Functional inactivation of the AF4-MLL oncoprotein

B Pless ¹, S Sabiani ¹, C Engelbrecht ¹, C Oehm ¹, T Dingermann ¹, R Marschalek ¹

¹Inst. Pharm Biology, Goethe University, Frankfurt/Main

Congress Abstract

Introduction: We have demonstrated that transduction and recombinant expression of the AF4-MLL oncoprotein in hematopoietic stem/precursor cells is sufficient to induce the development of proB ALL in a mouse model system (Bursen et al., 2010).

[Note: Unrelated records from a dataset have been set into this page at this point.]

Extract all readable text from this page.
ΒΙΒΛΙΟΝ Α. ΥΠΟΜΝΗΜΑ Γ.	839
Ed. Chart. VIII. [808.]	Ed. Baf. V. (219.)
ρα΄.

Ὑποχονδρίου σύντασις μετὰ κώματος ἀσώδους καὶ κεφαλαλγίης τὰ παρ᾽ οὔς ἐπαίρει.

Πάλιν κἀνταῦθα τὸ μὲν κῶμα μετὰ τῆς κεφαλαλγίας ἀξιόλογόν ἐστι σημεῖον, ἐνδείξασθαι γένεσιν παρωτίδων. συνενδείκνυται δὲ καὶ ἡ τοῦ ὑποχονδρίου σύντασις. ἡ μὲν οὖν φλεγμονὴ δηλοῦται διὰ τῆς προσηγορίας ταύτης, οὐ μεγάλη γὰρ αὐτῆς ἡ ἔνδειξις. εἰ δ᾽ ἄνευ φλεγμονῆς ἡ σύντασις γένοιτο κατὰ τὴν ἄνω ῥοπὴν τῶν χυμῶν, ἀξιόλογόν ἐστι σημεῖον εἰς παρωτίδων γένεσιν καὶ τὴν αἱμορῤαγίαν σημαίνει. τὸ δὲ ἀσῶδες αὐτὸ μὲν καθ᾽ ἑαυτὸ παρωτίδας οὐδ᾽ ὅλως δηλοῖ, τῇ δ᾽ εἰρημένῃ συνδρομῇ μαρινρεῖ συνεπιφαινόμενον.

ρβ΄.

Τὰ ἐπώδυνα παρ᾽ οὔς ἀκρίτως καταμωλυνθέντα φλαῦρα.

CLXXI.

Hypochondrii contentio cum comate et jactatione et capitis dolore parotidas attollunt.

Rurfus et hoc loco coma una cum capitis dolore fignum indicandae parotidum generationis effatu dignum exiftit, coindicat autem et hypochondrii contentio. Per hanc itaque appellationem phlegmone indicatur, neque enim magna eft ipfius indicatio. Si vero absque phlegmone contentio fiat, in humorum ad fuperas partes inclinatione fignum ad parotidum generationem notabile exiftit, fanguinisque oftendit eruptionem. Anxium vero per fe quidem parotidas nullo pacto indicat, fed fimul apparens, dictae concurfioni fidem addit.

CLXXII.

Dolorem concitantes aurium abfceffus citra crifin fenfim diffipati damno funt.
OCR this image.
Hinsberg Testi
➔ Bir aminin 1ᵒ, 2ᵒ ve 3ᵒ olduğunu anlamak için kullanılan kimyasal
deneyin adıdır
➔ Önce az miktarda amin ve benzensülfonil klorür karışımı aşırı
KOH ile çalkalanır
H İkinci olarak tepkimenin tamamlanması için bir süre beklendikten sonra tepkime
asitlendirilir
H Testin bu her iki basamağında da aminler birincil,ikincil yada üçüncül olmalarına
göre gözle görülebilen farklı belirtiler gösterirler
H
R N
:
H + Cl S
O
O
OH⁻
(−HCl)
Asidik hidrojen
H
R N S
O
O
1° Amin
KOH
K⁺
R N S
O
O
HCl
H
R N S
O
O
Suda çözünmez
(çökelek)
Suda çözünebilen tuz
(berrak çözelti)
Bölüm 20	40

Results: Here, we present our data on our efforts to functionally inactivate the AF4-MLL fusion protein. First, we targeted the FYRN/FYRC heterodimerization domain, demonstrating that interference with the heterodimerization process leads to proteasomal degradation of AF4-MLL. Next, we investigated Taspase1 which processes the AF4-MLL fusion protein prior to heterodimerization. We unraveled the mechanism which is required for the sequential activation of Taspase1. This knowledge can now be translated into the design of rational drugs that could potentially be used in the future for the treatment of t(4;11) leukemia patients.

This work is supported by a grant from the Deutsche Krebshilfe (108400) to RM.